The analysis of the comorbidities associated with use of sedative drugs revealed that depression was the most common comorbidity across drug-classes. Generally, a higher proportion of drug users was without somatic or psychiatric comorbidity in 2019 than 2000. A previous study from Switzerland which characterized users of benzodiazepines and Z-drugs in 2018 showed a three times higher prevalence of multimorbidity compared to non-users [41]. One of the most notable observation in our study was the impact of the “Tryghedskasse” introduced in 2006. After this introduction, the individuals using hypnotic benzodiazepines were older (median age increased to 81 years) (Table 1), had more somatic comorbidities and dementia. Furthermore, the duration of medicine use became shorter and a larger proportion of hypnotic benzodiazepines was administered as injection (see Supplementary Fig. 1).

Strengths and limitations

An advantage of this study is the use of nationwide population-based registers in a country with free access to health care; we had access to data from a large, unselected population. The Danish person identification numbers allowed us to link individual health data with different registries and thus obtain complete information for drug prescriptions and hospital contacts. The large size of the study guaranteed a relatively high number of users for all the specific medication types. Also, as all medication under study can only be obtained through a prescription, illicit use of the medication was assumed to be limited.
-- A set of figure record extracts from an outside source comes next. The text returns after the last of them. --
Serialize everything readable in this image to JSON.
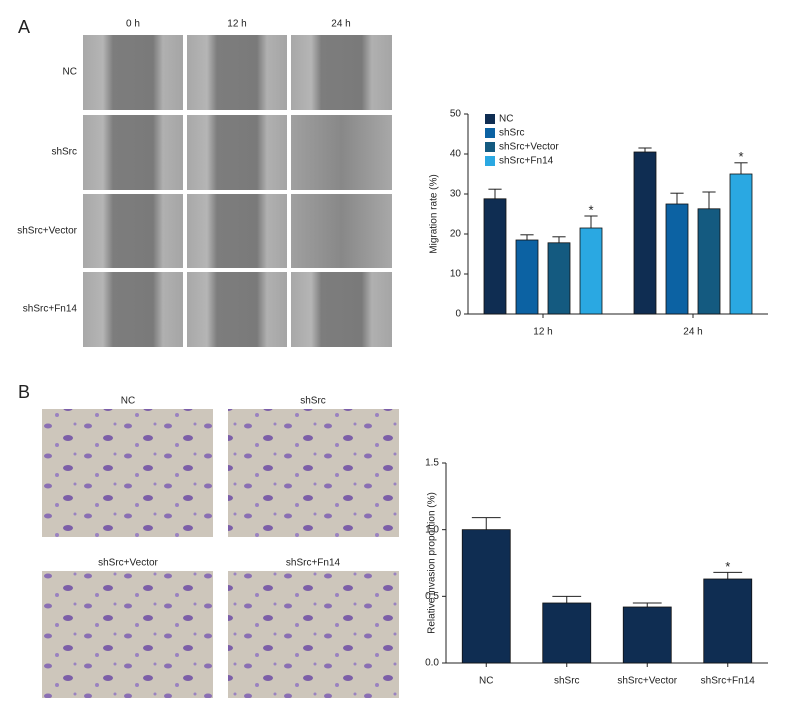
{
  "figure": {
    "panel_a": {
      "label": "A",
      "columns": [
        "0 h",
        "12 h",
        "24 h"
      ],
      "rows": [
        "NC",
        "shSrc",
        "shSrc+Vector",
        "shSrc+Fn14"
      ]
    },
    "panel_b": {
      "label": "B",
      "images": [
        "NC",
        "shSrc",
        "shSrc+Vector",
        "shSrc+Fn14"
      ]
    }
  },
  "chart_data": [
    {
      "type": "bar",
      "ylabel": "Migration rate (%)",
      "categories": [
        "12 h",
        "24 h"
      ],
      "series": [
        {
          "name": "NC",
          "color": "#0f2d52",
          "values": [
            28.8,
            40.5
          ],
          "errors": [
            2.4,
            1.0
          ]
        },
        {
          "name": "shSrc",
          "color": "#0c62a3",
          "values": [
            18.5,
            27.5
          ],
          "errors": [
            1.3,
            2.7
          ]
        },
        {
          "name": "shSrc+Vector",
          "color": "#145a80",
          "values": [
            17.8,
            26.3
          ],
          "errors": [
            1.5,
            4.2
          ]
        },
        {
          "name": "shSrc+Fn14",
          "color": "#2aa8e2",
          "values": [
            21.5,
            35.0
          ],
          "errors": [
            3.0,
            2.8
          ]
        }
      ],
      "annotations": [
        {
          "text": "*",
          "series": 3,
          "category": 0
        },
        {
          "text": "*",
          "series": 3,
          "category": 1
        }
      ],
      "ylim": [
        0,
        50
      ],
      "yticks": [
        0,
        10,
        20,
        30,
        40,
        50
      ],
      "legend": "upper left"
    },
    {
      "type": "bar",
      "ylabel": "Relative invasion proportion (%)",
      "categories": [
        "NC",
        "shSrc",
        "shSrc+Vector",
        "shSrc+Fn14"
      ],
      "values": [
        1.0,
        0.45,
        0.42,
        0.63
      ],
      "errors": [
        0.09,
        0.05,
        0.03,
        0.05
      ],
      "color": "#0f2d52",
      "annotations": [
        {
          "text": "*",
          "category": 3
        }
      ],
      "ylim": [
        0,
        1.5
      ],
      "yticks": [
        {
          "value": 0,
          "label": "0.0"
        },
        0.5,
        {
          "value": 1,
          "label": "1.0"
        },
        1.5
      ]
    }
  ]
}
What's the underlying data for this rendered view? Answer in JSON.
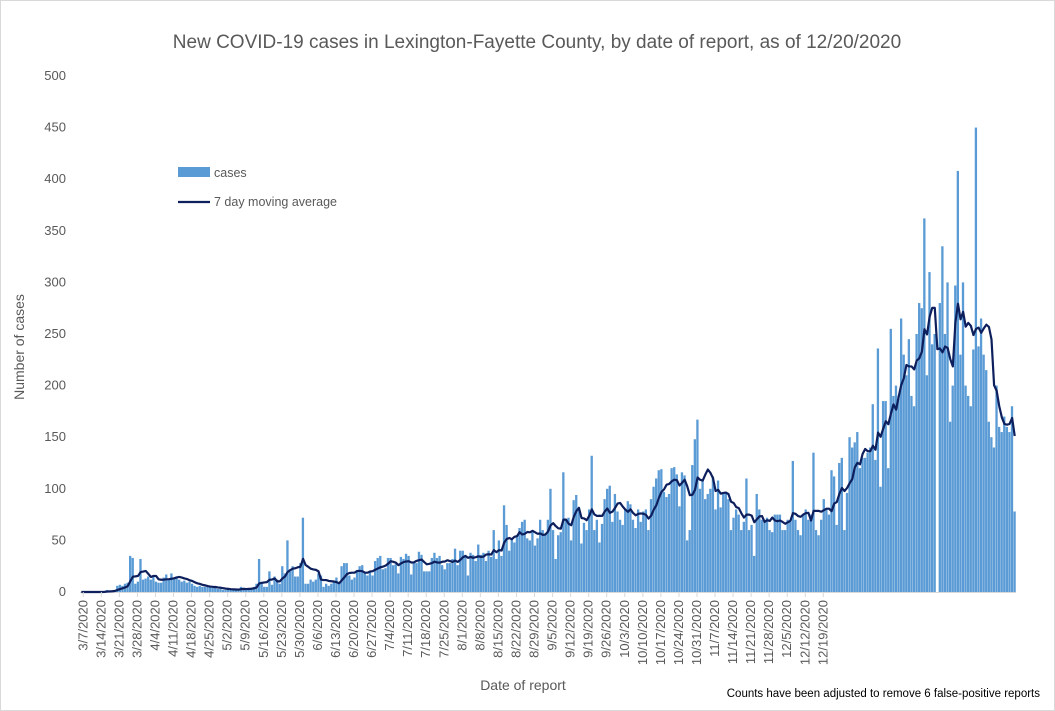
{
  "chart_data": {
    "type": "bar",
    "title": "New COVID-19 cases in Lexington-Fayette County, by date of report, as of 12/20/2020",
    "xlabel": "Date of report",
    "ylabel": "Number of cases",
    "ylim": [
      0,
      500
    ],
    "yticks": [
      0,
      50,
      100,
      150,
      200,
      250,
      300,
      350,
      400,
      450,
      500
    ],
    "xticks": [
      "3/7/2020",
      "3/14/2020",
      "3/21/2020",
      "3/28/2020",
      "4/4/2020",
      "4/11/2020",
      "4/18/2020",
      "4/25/2020",
      "5/2/2020",
      "5/9/2020",
      "5/16/2020",
      "5/23/2020",
      "5/30/2020",
      "6/6/2020",
      "6/13/2020",
      "6/20/2020",
      "6/27/2020",
      "7/4/2020",
      "7/11/2020",
      "7/18/2020",
      "7/25/2020",
      "8/1/2020",
      "8/8/2020",
      "8/15/2020",
      "8/22/2020",
      "8/29/2020",
      "9/5/2020",
      "9/12/2020",
      "9/19/2020",
      "9/26/2020",
      "10/3/2020",
      "10/10/2020",
      "10/17/2020",
      "10/24/2020",
      "10/31/2020",
      "11/7/2020",
      "11/14/2020",
      "11/21/2020",
      "11/28/2020",
      "12/5/2020",
      "12/12/2020",
      "12/19/2020"
    ],
    "grid": false,
    "legend_position": "upper-left inside plot",
    "colors": {
      "bars": "#5b9bd5",
      "line": "#0d1f5c"
    },
    "x_start": "3/7/2020",
    "series": [
      {
        "name": "cases",
        "type": "bar",
        "values": [
          0,
          0,
          0,
          0,
          0,
          0,
          0,
          0,
          0,
          1,
          2,
          1,
          1,
          2,
          6,
          7,
          6,
          8,
          9,
          35,
          33,
          8,
          10,
          32,
          12,
          13,
          15,
          12,
          15,
          10,
          9,
          9,
          14,
          17,
          13,
          18,
          13,
          15,
          12,
          10,
          11,
          9,
          10,
          8,
          6,
          5,
          6,
          5,
          5,
          5,
          5,
          4,
          4,
          3,
          3,
          2,
          2,
          3,
          2,
          3,
          2,
          2,
          5,
          4,
          2,
          3,
          4,
          5,
          8,
          32,
          8,
          5,
          5,
          20,
          7,
          15,
          12,
          8,
          25,
          18,
          50,
          20,
          25,
          15,
          15,
          28,
          72,
          8,
          8,
          12,
          10,
          12,
          18,
          16,
          5,
          8,
          6,
          8,
          10,
          14,
          8,
          25,
          28,
          28,
          16,
          12,
          14,
          20,
          25,
          26,
          18,
          16,
          20,
          16,
          30,
          33,
          35,
          22,
          23,
          33,
          33,
          26,
          27,
          18,
          34,
          32,
          37,
          35,
          17,
          28,
          28,
          39,
          36,
          20,
          20,
          20,
          33,
          38,
          33,
          35,
          26,
          22,
          28,
          28,
          32,
          42,
          26,
          40,
          40,
          36,
          16,
          38,
          36,
          30,
          46,
          36,
          38,
          30,
          40,
          34,
          60,
          32,
          50,
          35,
          84,
          65,
          40,
          52,
          48,
          55,
          62,
          68,
          70,
          52,
          50,
          58,
          45,
          52,
          70,
          60,
          55,
          70,
          100,
          60,
          32,
          55,
          58,
          116,
          70,
          72,
          50,
          89,
          94,
          80,
          47,
          67,
          60,
          80,
          132,
          60,
          70,
          48,
          66,
          90,
          100,
          103,
          68,
          95,
          78,
          70,
          65,
          80,
          88,
          85,
          70,
          62,
          80,
          68,
          78,
          80,
          60,
          90,
          102,
          110,
          118,
          119,
          97,
          92,
          95,
          120,
          121,
          114,
          83,
          116,
          113,
          50,
          60,
          123,
          148,
          167,
          100,
          108,
          90,
          95,
          100,
          112,
          80,
          108,
          82,
          95,
          97,
          90,
          60,
          72,
          80,
          75,
          60,
          68,
          110,
          60,
          65,
          35,
          95,
          80,
          70,
          70,
          72,
          60,
          58,
          75,
          75,
          75,
          60,
          60,
          70,
          68,
          127,
          70,
          60,
          55,
          75,
          80,
          70,
          75,
          135,
          60,
          55,
          70,
          90,
          80,
          75,
          118,
          112,
          65,
          125,
          130,
          60,
          96,
          150,
          140,
          145,
          155,
          120,
          130,
          130,
          135,
          140,
          182,
          128,
          236,
          102,
          185,
          185,
          120,
          255,
          190,
          200,
          190,
          265,
          230,
          210,
          245,
          190,
          180,
          250,
          280,
          275,
          362,
          210,
          310,
          240,
          250,
          0,
          280,
          335,
          250,
          300,
          165,
          200,
          297,
          408,
          230,
          300,
          200,
          190,
          180,
          235,
          450,
          238,
          265,
          230,
          215,
          165,
          150,
          140,
          200,
          160,
          155,
          170,
          160,
          155,
          180,
          78
        ],
        "note": "approximate daily counts read from the chart, one value per day starting 3/7/2020"
      },
      {
        "name": "7 day moving average",
        "type": "line",
        "values": []
      }
    ]
  },
  "note": "Counts have been adjusted to remove 6 false-positive reports"
}
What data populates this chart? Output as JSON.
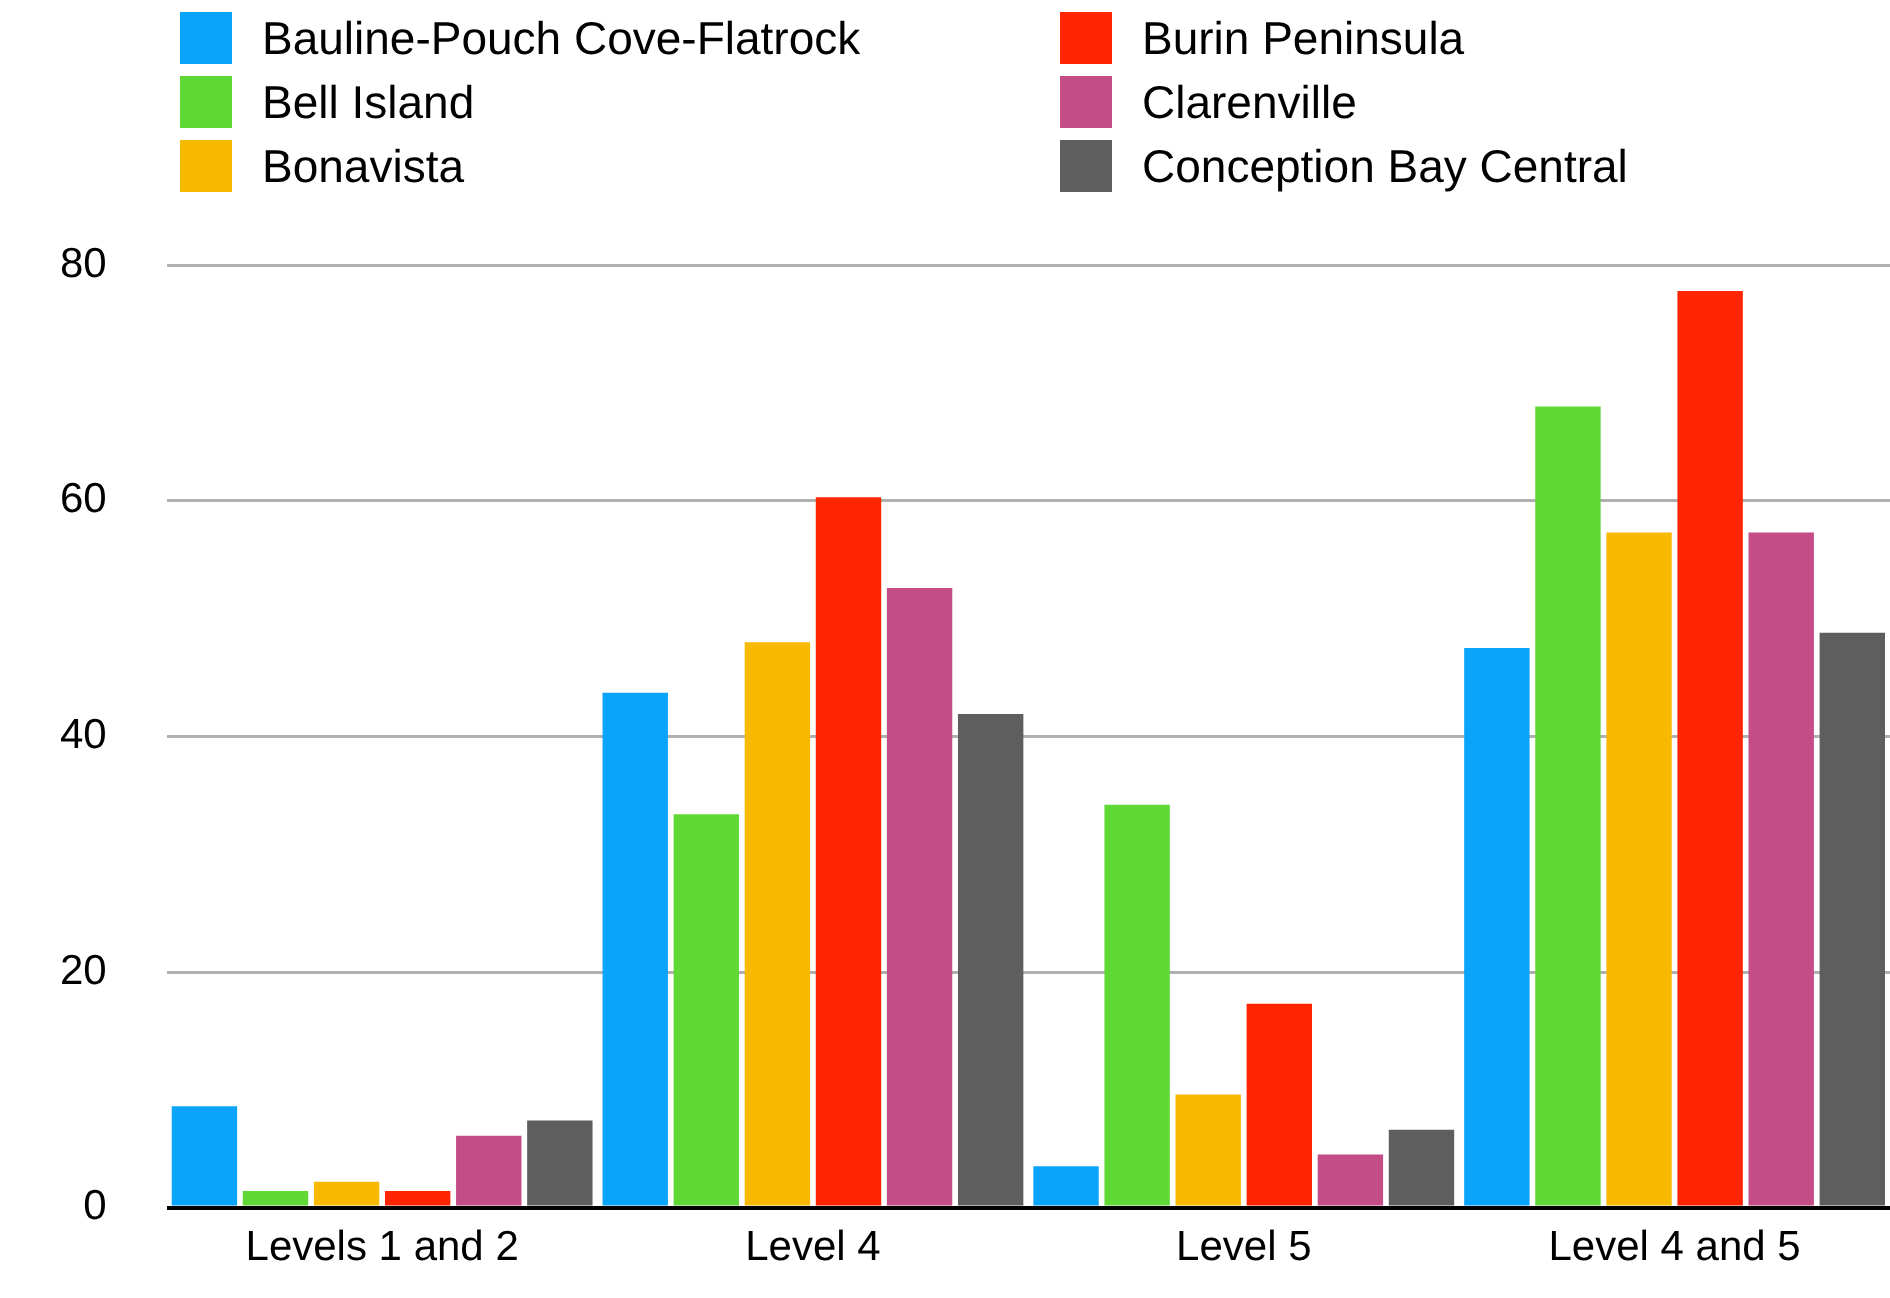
{
  "chart_data": {
    "type": "bar",
    "categories": [
      "Levels 1 and 2",
      "Level 4",
      "Level 5",
      "Level 4 and 5"
    ],
    "series": [
      {
        "name": "Bauline-Pouch Cove-Flatrock",
        "color": "#0ba4fb",
        "values": [
          8.6,
          43.7,
          3.5,
          47.5
        ]
      },
      {
        "name": "Bell Island",
        "color": "#60d937",
        "values": [
          1.4,
          33.4,
          34.2,
          68
        ]
      },
      {
        "name": "Bonavista",
        "color": "#f8ba00",
        "values": [
          2.2,
          48,
          9.6,
          57.3
        ]
      },
      {
        "name": "Burin Peninsula",
        "color": "#fe2500",
        "values": [
          1.4,
          60.3,
          17.3,
          77.8
        ]
      },
      {
        "name": "Clarenville",
        "color": "#c44d88",
        "values": [
          6.1,
          52.6,
          4.5,
          57.3
        ]
      },
      {
        "name": "Conception Bay Central",
        "color": "#5e5e5e",
        "values": [
          7.4,
          41.9,
          6.6,
          48.8
        ]
      }
    ],
    "ylim": [
      0,
      80
    ],
    "yticks": [
      0,
      20,
      40,
      60,
      80
    ],
    "grid": "y",
    "legend": "top"
  }
}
Several limitations of the study should be acknowledged. First, data on less severe disorders and symptoms treated in general practice were not available. Second, the Danish National Prescription Registry does not include medication dispensed at hospital departments, yet this concerns less than 1% of all prescribed medication. The register further does not include information on over-the-counter medication, which applies for some sedating antihistamines (and for promethazine before 2014). Finally, some sedating antidepressants such as trazodone and doxepin are not available in Denmark. Another limitation is that many of the included medications have other indications due to other effects, e.g. antidepressant or antipsychotic, and we do not always know that the indication for the medication is sedation. This is especially the case for olanzapine, pregabalin, mianserin/mirtazapine and promethazine. However, for all drugs except hypnotic benzodiazepines there was a tendency towards a higher prevalence of users without any other psychiatric medication/diagnosis (Table 1), which might suggest a change in prescription patterns. Regarding duration index calculation, we used it as a proxy for treatment duration [28]. The underlying assumption in the calculation of point-prevalence is that prevalence is not too high, and incidence is reasonably stable within the time window [28]. Further assumptions is that prevalence and incidence rates of drug use are at equilibrium [28], but for the new introduced drugs, it is hard to believe that the equilibrium is fulfilled, as the incidence rapidly changed in the first few years. However, we showed our calculations of duration index matched with using a different method, where DDD was used as a proxy for point-prevalence [27] (see Supplementary Fig. 3). Finally, information on most comorbidities was based on diagnosis from hospital registers, which may not include the milder cases of the diseases treated in primary care only. This could, however, not explain the surprising decline in the prevalence of many somatic diseases over time.

Conclusions

This nationwide drug utilization study showed that the use of benzodiazepines and Z-drugs declined gradually from 2000 through 2019, whereas melatonin, promethazine, low-dose quetiapine and pregabalin increased in use. Our results indicate that the different regulations have influenced prescription practice toward more restrictive use of Z-drugs and benzodiazepines; however, for hypnotic benzodiazepines’ prescriptions have increased after the introduction of palliative care. Notably, however, we also observed a shift towards a higher proportion of sedative drug users without somatic or psychiatric comorbidity.